In early March, a third candidate named Peter Greenwald was still active in the primary race. Greenwald, along with Dave Brat, was challenging Cantor from the political right. White, who felt Brat was the stronger challenger to Cantor, wrote a post suggesting that Greenwald bow out of the race.
Shortly thereafter, Shaun Kenney interviewed Greenwald. Kenney prefaced the interview by referring to White’s post:
So I read this piece from Tom White over at Virginia Right over the week, and I couldn’t help but think that it just didn’t sit right. So I took the time to do a “Five Questions” interview with former U.S. Navy commander Peter Greenwald at his home in Chesterfield. What I found was that Greenwald — far from the lunatic or fanatic some are feverishly trying to paint him as — is a remarkably profound and Christian man with the courage to wear his faith on his sleeve.
What was supposed to be a one-hour chat turned into a two-and-a-half hour conversation about faith and family, motivating principles, America’s national security and defense, and above all else Greenwald’s overwhelming concern for the federal debt and the national deficit. One thing struck me very quickly — Greenwald is a genuine candidate with very real motivating principles that are different than David Brat’s more libertarian-leaning concerns. Greenwald was a realist in every term, knowing that he had an uphill campaign against Majority Leader Eric Cantor with a small chance of success, but knew that any victory he had would be attributable — according to his faith and values — to God.
Walking away, I drew two lessons: (1) Brat is not going to push Greenwald out of the race, and (2) Greenwald and his army — flying column might be more like it — are going to wear out significant shoe leather making a go of this campaign.
Recall: Kenney’s consulting firm was hired by Eric Cantor’s campaign, and Kenney was subsequently appointed as Virginia GOP executive director. Days after Tom White suggested that Greenwald bow out of the race so a stronger challenge to Cantor could arise, Kenney criticized White and conducted a praise-filled interview with Greenwald.
Kenney’s interview oddly referred to Brat as “libertarian-leaning,” claimed Greenwald has “very real motivating principles” as opposed to Brat, and insisted that Brat would not push Greenwald out of the race.
In service to Eric Cantor, it appears that Kenney spent two-and-a-half hours misrepresenting himself and his motives to a former U.S. Navy commander. In the commander’s home. Was he directed to do so? Did his employer know or approve of the dishonest interview?
Forget it, Jake. It’s Cantortown.
UPDATE, 4:30 p.m. EST: Eric Cantor’s primary opponent Dave Brat has provided me with an exclusive response:
“Since no Democratic challenger has emerged from that party’s own primary process, the GOP primary election on June 10 will result in the next U.S. Representative for Virginia’s 7th Congressional District.
Yet with this revelation, any pretense of fairness regarding that June 10th election has been dashed.
We now ask Republican Party of Virginia Chairman Pat Mullins to explain how and why Shaun Kenney was appointed Executive Director.

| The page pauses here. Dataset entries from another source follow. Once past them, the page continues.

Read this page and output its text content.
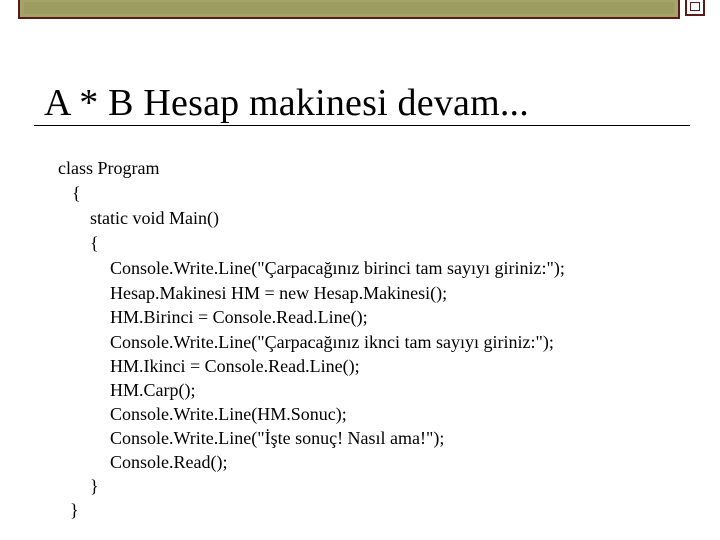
A * B Hesap makinesi devam...
class Program
{
static void Main()
{
Console.Write.Line("Çarpacağınız birinci tam sayıyı giriniz:");
Hesap.Makinesi HM = new Hesap.Makinesi();
HM.Birinci = Console.Read.Line();
Console.Write.Line("Çarpacağınız iknci tam sayıyı giriniz:");
HM.Ikinci = Console.Read.Line();
HM.Carp();
Console.Write.Line(HM.Sonuc);
Console.Write.Line("İşte sonuç! Nasıl ama!");
Console.Read();
}
}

We are also calling for an independent investigation into the financial relationship between Eric Cantor, Shaun Kenney, and the Republican Party of Virginia.”
On a local website co-managed by Shaun Kenney, the newly appointed executive director of the Virginia GOP, a colleague of Kenney’s admitted last night that Kenney’s political fundraising and consulting firm is employed by House Majority Leader Eric Cantor.
Cantor is now campaigning to retain his seat in Virginia’s 7th Congressional District. Cantor’s challenger for the GOP primary on June 10 — Dave Brat — is politically on Cantor’s right, and is thus receiving national interest from conservative/Tea Party groups that are disappointed with Cantor’s record as majority leader.
The magnitude of the revelation can not be overstated: GOP voters in Virginia’s 7th District have just learned that the person appointed to manage the primary election season for the party is being paid by one of the candidates. And, in addition to the disqualification of Kenney as a fair arbiter of the primary, the financial ties obviously raise the question of whether Cantor, the most powerful Republican in Virginia, had Kenney installed as executive director.
Further, the article revealing the financial ties attempts to describe a longstanding relationship between Cantor and the partners at K6 Consulting. However, this appears to be irrelevant. Cantor’s own financial disclosures for 2013-2014 do not include any records of payments made to K6 Consulting or any other entity tied to Shaun Kenney. The article claims that the upcoming FEC financial disclosure will reveal that K6 is employed by Cantor.
Unless Cantor’s financial disclosures were incomplete, K6 Consulting signed a contract with Cantor just in the past few weeks or months, as Kenney was being selected as executive director.
Indeed, this matches with what I have heard from multiple sources.
Last week, I was told that in recent weeks Shaun Kenney was overheard on more than one occasion — and at two different locations — claiming that “he had landed the big fish, Cantor.” The two locations were the Republican Party of Virginia Headquarters and the Richmond General Assembly Building.
I will update this article as I receive more information.